Holidays – a time for family reunions, shared meals, communal celebrations, watching favorite movies together, reminiscing over photographs and discussing hopes and dreams for the next year.
For many families of opiate addicts, there will be an empty place on the sofa or seat at the table. If 60,000 individuals have died this year alone, the number of people affected by those deaths is multiplied by two parents, siblings, relatives, and friends: the circle of people who knew and loved our addicted ones could be in the hundreds. If even only 10 people were impacted by the death of one addict each year, there are over half a million new surviving and grieving individuals this holiday season alone. How many more from the last decade?
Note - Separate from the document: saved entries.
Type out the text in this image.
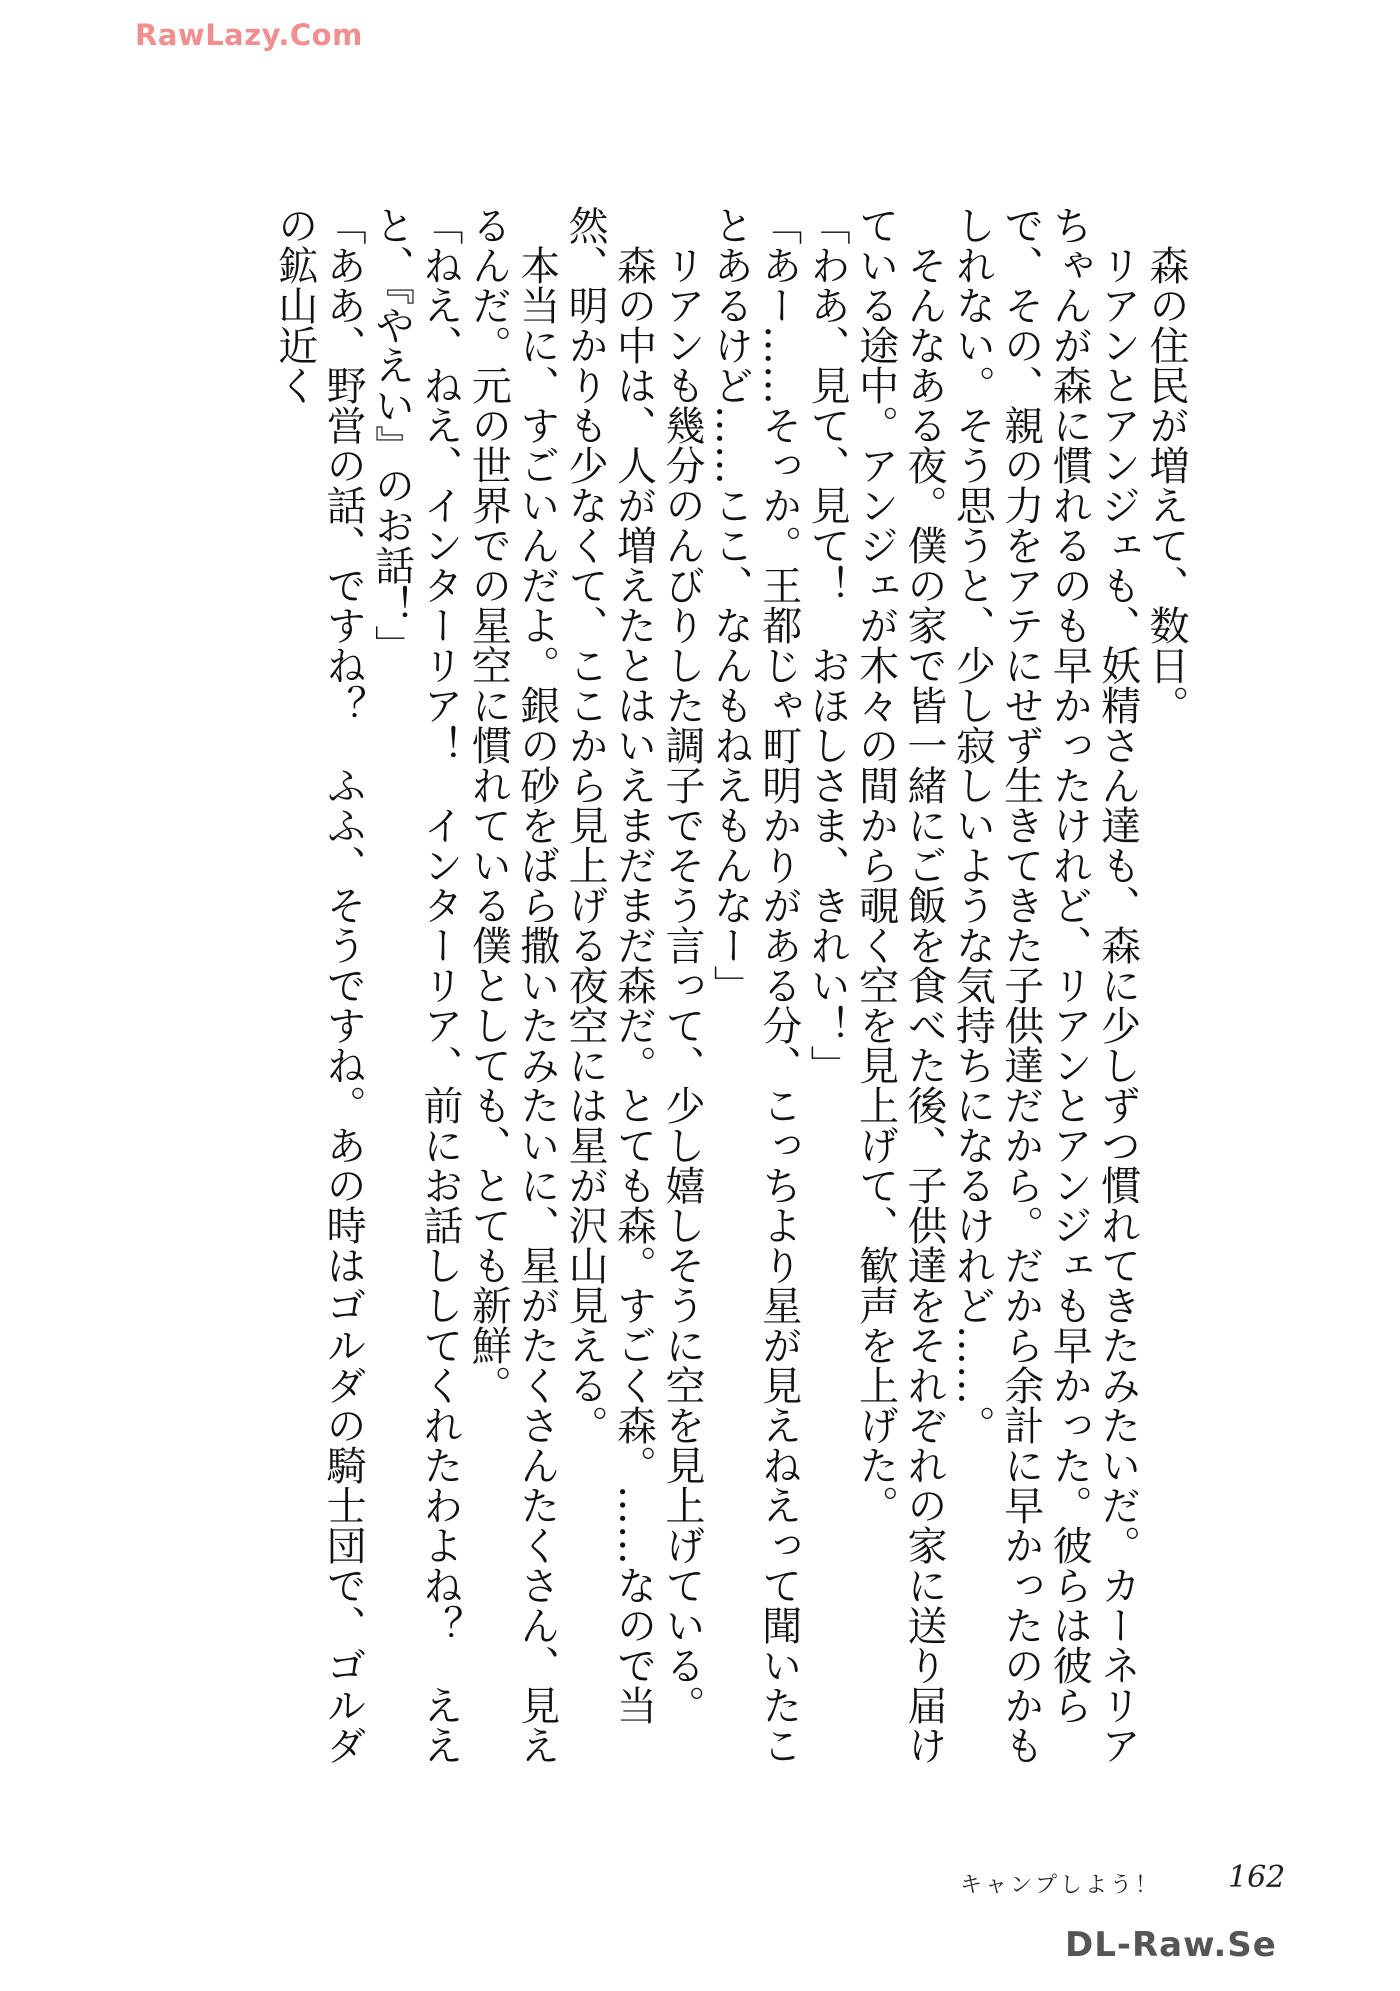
RawLazy.Com

森の住民が増えて、数日。

リアンとアンジェも、妖精さん達も、森に少しずつ慣れてきたみたいだ。カーネリアちゃんが森に慣れるのも早かったけれど、リアンとアンジェも早かった。彼らは彼らで、その、親の力をアテにせず生きてきた子供達だから。だから余計に早かったのかもしれない。そう思うと、少し寂しいような気持ちになるけれど……。

そんなある夜。僕の家で皆一緒にご飯を食べた後、子供達をそれぞれの家に送り届けている途中。アンジェが木々の間から覗く空を見上げて、歓声を上げた。

「わあ、見て、見て！　おほしさま、きれい！」

「あー……そっか。王都じゃ町明かりがある分、こっちより星が見えねえって聞いたことあるけど……ここ、なんもねえもんなー」

リアンも幾分のんびりした調子でそう言って、少し嬉しそうに空を見上げている。

森の中は、人が増えたとはいえまだまだ森だ。とても森。すごく森。……なので当然、明かりも少なくて、ここから見上げる夜空には星が沢山見える。

本当に、すごいんだよ。銀の砂をばら撒いたみたいに、星がたくさんたくさん、見えるんだ。元の世界での星空に慣れている僕としても、とても新鮮。

「ねえ、ねえ、インターリア！　インターリア、前にお話ししてくれたわよね？　ええと、『やえい』のお話！」

「ああ、野営の話、ですね？　ふふ、そうですね。あの時はゴルダの騎士団で、ゴルダの鉱山近く

キャンプしよう！ 162
DL-Raw.Se
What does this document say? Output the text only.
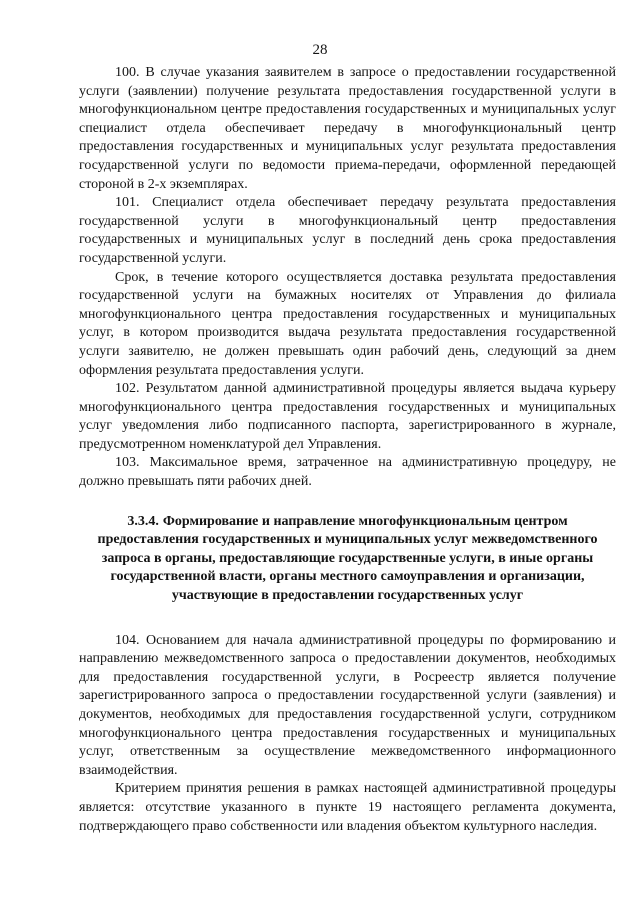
28

100. В случае указания заявителем в запросе о предоставлении государственной услуги (заявлении) получение результата предоставления государственной услуги в многофункциональном центре предоставления государственных и муниципальных услуг специалист отдела обеспечивает передачу в многофункциональный центр предоставления государственных и муниципальных услуг результата предоставления государственной услуги по ведомости приема-передачи, оформленной передающей стороной в 2-х экземплярах.

101. Специалист отдела обеспечивает передачу результата предоставления государственной услуги в многофункциональный центр предоставления государственных и муниципальных услуг в последний день срока предоставления государственной услуги.

Срок, в течение которого осуществляется доставка результата предоставления государственной услуги на бумажных носителях от Управления до филиала многофункционального центра предоставления государственных и муниципальных услуг, в котором производится выдача результата предоставления государственной услуги заявителю, не должен превышать один рабочий день, следующий за днем оформления результата предоставления услуги.

102. Результатом данной административной процедуры является выдача курьеру многофункционального центра предоставления государственных и муниципальных услуг уведомления либо подписанного паспорта, зарегистрированного в журнале, предусмотренном номенклатурой дел Управления.

103. Максимальное время, затраченное на административную процедуру, не должно превышать пяти рабочих дней.

3.3.4. Формирование и направление многофункциональным центром предоставления государственных и муниципальных услуг межведомственного запроса в органы, предоставляющие государственные услуги, в иные органы государственной власти, органы местного самоуправления и организации, участвующие в предоставлении государственных услуг

104. Основанием для начала административной процедуры по формированию и направлению межведомственного запроса о предоставлении документов, необходимых для предоставления государственной услуги, в Росреестр является получение зарегистрированного запроса о предоставлении государственной услуги (заявления) и документов, необходимых для предоставления государственной услуги, сотрудником многофункционального центра предоставления государственных и муниципальных услуг, ответственным за осуществление межведомственного информационного взаимодействия.

Критерием принятия решения в рамках настоящей административной процедуры является: отсутствие указанного в пункте 19 настоящего регламента документа, подтверждающего право собственности или владения объектом культурного наследия.
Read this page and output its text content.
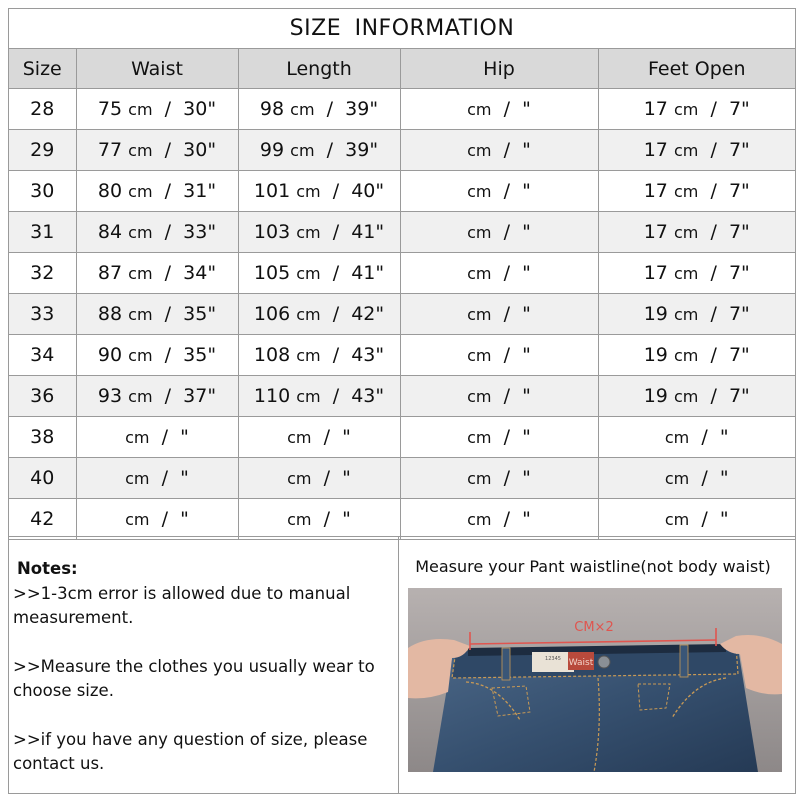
SIZE INFORMATION
Size	Waist	Length	Hip	Feet Open
28	75 cm / 30"	98 cm / 39"	cm / "	17 cm / 7"
29	77 cm / 30"	99 cm / 39"	cm / "	17 cm / 7"
30	80 cm / 31"	101 cm / 40"	cm / "	17 cm / 7"
31	84 cm / 33"	103 cm / 41"	cm / "	17 cm / 7"
32	87 cm / 34"	105 cm / 41"	cm / "	17 cm / 7"
33	88 cm / 35"	106 cm / 42"	cm / "	19 cm / 7"
34	90 cm / 35"	108 cm / 43"	cm / "	19 cm / 7"
36	93 cm / 37"	110 cm / 43"	cm / "	19 cm / 7"
38	cm / "	cm / "	cm / "	cm / "
40	cm / "	cm / "	cm / "	cm / "
42	cm / "	cm / "	cm / "	cm / "
Notes:

>>1-3cm error is allowed due to manual measurement.

>>Measure the clothes you usually wear to choose size.

>>if you have any question of size, please contact us.

Measure your Pant waistline(not body waist)
12345 Waist
CM×2
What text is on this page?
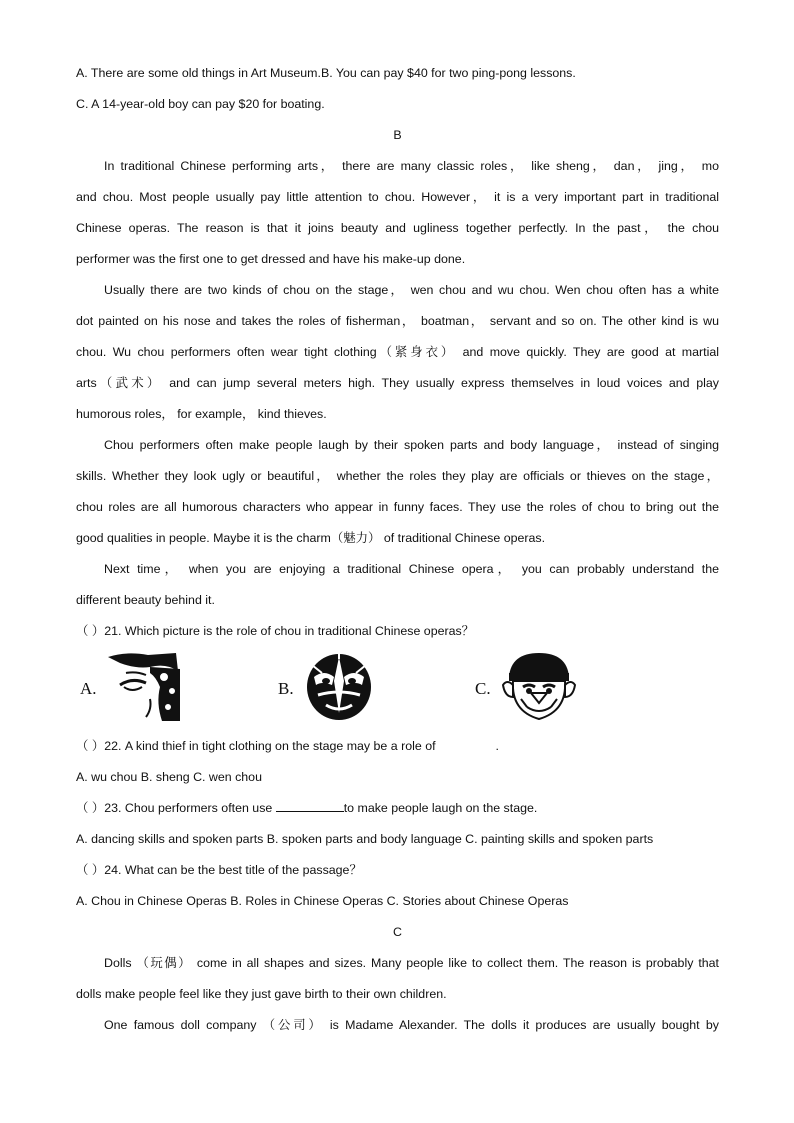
A. There are some old things in Art Museum.B. You can pay $40 for two ping-pong lessons.
C. A 14-year-old boy can pay $20 for boating.
B
In traditional Chinese performing arts， there are many classic roles， like sheng， dan， jing， mo
and chou. Most people usually pay little attention to chou. However， it is a very important part in traditional
Chinese operas. The reason is that it joins beauty and ugliness together perfectly. In the past， the chou
performer was the first one to get dressed and have his make-up done.
Usually there are two kinds of chou on the stage， wen chou and wu chou. Wen chou often has a white
dot painted on his nose and takes the roles of fisherman， boatman， servant and so on. The other kind is wu
chou. Wu chou performers often wear tight clothing（紧身衣） and move quickly. They are good at martial
arts（武术） and can jump several meters high. They usually express themselves in loud voices and play
humorous roles， for example， kind thieves.
Chou performers often make people laugh by their spoken parts and body language， instead of singing
skills. Whether they look ugly or beautiful， whether the roles they play are officials or thieves on the stage，
chou roles are all humorous characters who appear in funny faces. They use the roles of chou to bring out the
good qualities in people. Maybe it is the charm（魅力） of traditional Chinese operas.
Next time， when you are enjoying a traditional Chinese opera， you can probably understand the
different beauty behind it.
（ ）21. Which picture is the role of chou in traditional Chinese operas？
A.	B.	C.
（ ）22. A kind thief in tight clothing on the stage may be a role of	.
A. wu chou B. sheng C. wen chou
（ ）23. Chou performers often use	to make people laugh on the stage.
A. dancing skills and spoken parts B. spoken parts and body language C. painting skills and spoken parts
（ ）24. What can be the best title of the passage？
A. Chou in Chinese Operas B. Roles in Chinese Operas C. Stories about Chinese Operas
C
Dolls （玩偶） come in all shapes and sizes. Many people like to collect them. The reason is probably that
dolls make people feel like they just gave birth to their own children.
One famous doll company （公司） is Madame Alexander. The dolls it produces are usually bought by
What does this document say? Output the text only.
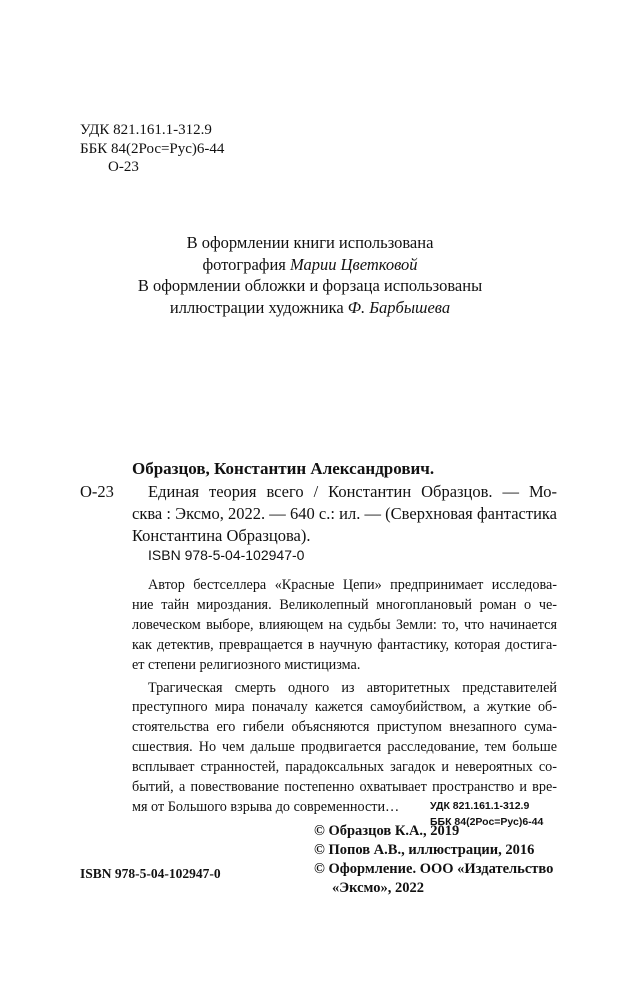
УДК 821.161.1-312.9
ББК 84(2Рос=Рус)6-44
О-23
В оформлении книги использована
фотография Марии Цветковой
В оформлении обложки и форзаца использованы
иллюстрации художника Ф. Барбышева
Образцов, Константин Александрович.
О-23	Единая теория всего / Константин Образцов. — Мо-
сква : Эксмо, 2022. — 640 с.: ил. — (Сверхновая фантастика
Константина Образцова).
ISBN 978-5-04-102947-0

Автор бестселлера «Красные Цепи» предпринимает исследова-
ние тайн мироздания. Великолепный многоплановый роман о че-
ловеческом выборе, влияющем на судьбы Земли: то, что начинается
как детектив, превращается в научную фантастику, которая достига-
ет степени религиозного мистицизма.

Трагическая смерть одного из авторитетных представителей
преступного мира поначалу кажется самоубийством, а жуткие об-
стоятельства его гибели объясняются приступом внезапного сума-
сшествия. Но чем дальше продвигается расследование, тем больше
всплывает странностей, парадоксальных загадок и невероятных со-
бытий, а повествование постепенно охватывает пространство и вре-
мя от Большого взрыва до современности…	УДК 821.161.1-312.9
ББК 84(2Рос=Рус)6-44
© Образцов К.А., 2019
© Попов А.В., иллюстрации, 2016
© Оформление. ООО «Издательство
«Эксмо», 2022
ISBN 978-5-04-102947-0
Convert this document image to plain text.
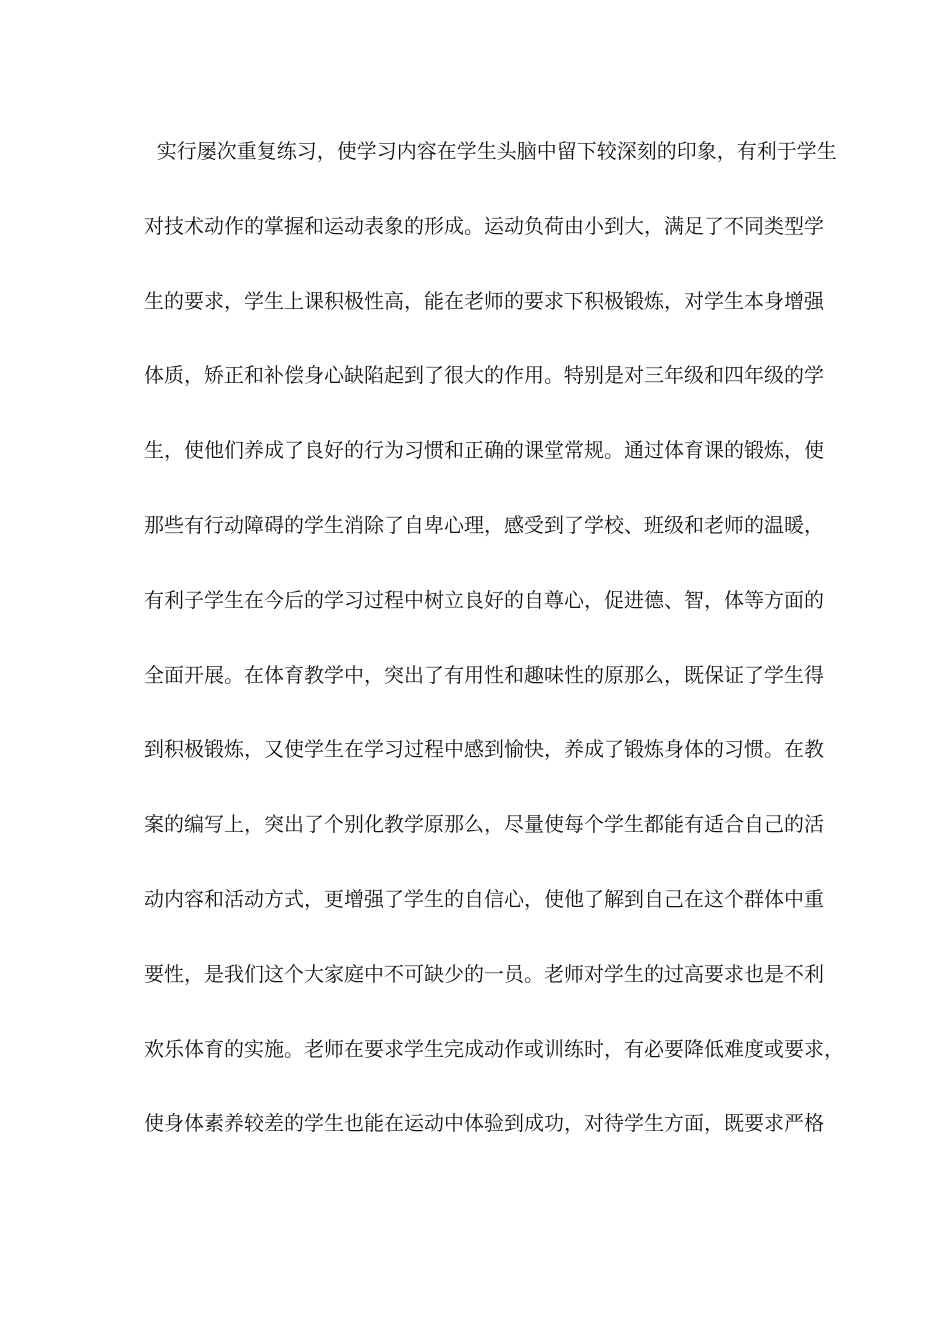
实行屡次重复练习，使学习内容在学生头脑中留下较深刻的印象，有利于学生
对技术动作的掌握和运动表象的形成。运动负荷由小到大，满足了不同类型学
生的要求，学生上课积极性高，能在老师的要求下积极锻炼，对学生本身增强
体质，矫正和补偿身心缺陷起到了很大的作用。特别是对三年级和四年级的学
生，使他们养成了良好的行为习惯和正确的课堂常规。通过体育课的锻炼，使
那些有行动障碍的学生消除了自卑心理，感受到了学校、班级和老师的温暖，
有利子学生在今后的学习过程中树立良好的自尊心，促进德、智，体等方面的
全面开展。在体育教学中，突出了有用性和趣味性的原那么，既保证了学生得
到积极锻炼，又使学生在学习过程中感到愉快，养成了锻炼身体的习惯。在教
案的编写上，突出了个别化教学原那么，尽量使每个学生都能有适合自己的活
动内容和活动方式，更增强了学生的自信心，使他了解到自己在这个群体中重
要性，是我们这个大家庭中不可缺少的一员。老师对学生的过高要求也是不利
欢乐体育的实施。老师在要求学生完成动作或训练时，有必要降低难度或要求，
使身体素养较差的学生也能在运动中体验到成功，对待学生方面，既要求严格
For my husband and I, this is our third Christmas without our son. We can say that it is not as painful as it was three years ago, but there is still the sense that things are not as they should be. This excerpt from Roger Edwards’ article “Don’t Grieve Like the Rest of Men” from The Barnabas Letter, July 2001, p 4-5 continues to help us:
“What is hard in microwave, quick fix, America is that grief takes time. By necessity, the implications must seep and settle into all the parts of our lives. The process is inherently long, occurring slowly and over real time. Twelve months is a wise time span to remember as you grieve. Give yourself at least a full cycle of holidays, birthdays, and seasons to suffer the loss. But a year doesn’t cover it either. There are longer cycles in our lives. Loss slowly infiltrates all the corners of our lives. It wakes us late at night with memories, reintroduces itself to us when we run across pictures or possessions, and recurs during cycles of holidays and anniversaries.
We wonder, isn’t there any other way to make it through loss? But there isn’t. There is just one honest way to respond to loss. That way is to grieve. Christian grief peers into the hideous face with brutal honesty and tells the truth by deeply experiencing the loss…it mourns, it sometimes even wails. Grief is there to walk with us through despair. Everyone else fights death and loss by pretending. The grieving fight death by the truth. Death is real and is as hideous as it is real. Grief knows that death is the enemy. And it tells the truth with sorrow.”
I wish I had a magic potion for all who are grieving a loss for the first time this holiday season. I don’t. What I can offer is what I have experienced: openly telling the truth not only helps us grieve, it helps others in ways we may never know. As we honestly (and selectively) shared our feelings, we availed ourselves of empathy and comfort from those who love and care for us. And they gained understanding about grief and joy from knowing they were helping us walk through our dark times.
And in the broader scope of a nations’ corporate suffering, it is only by openness and honesty that the tide will begin to turn as solutions are found that will prevent the scourge of addiction from robbing our families of their loved ones and the joy of holidays together.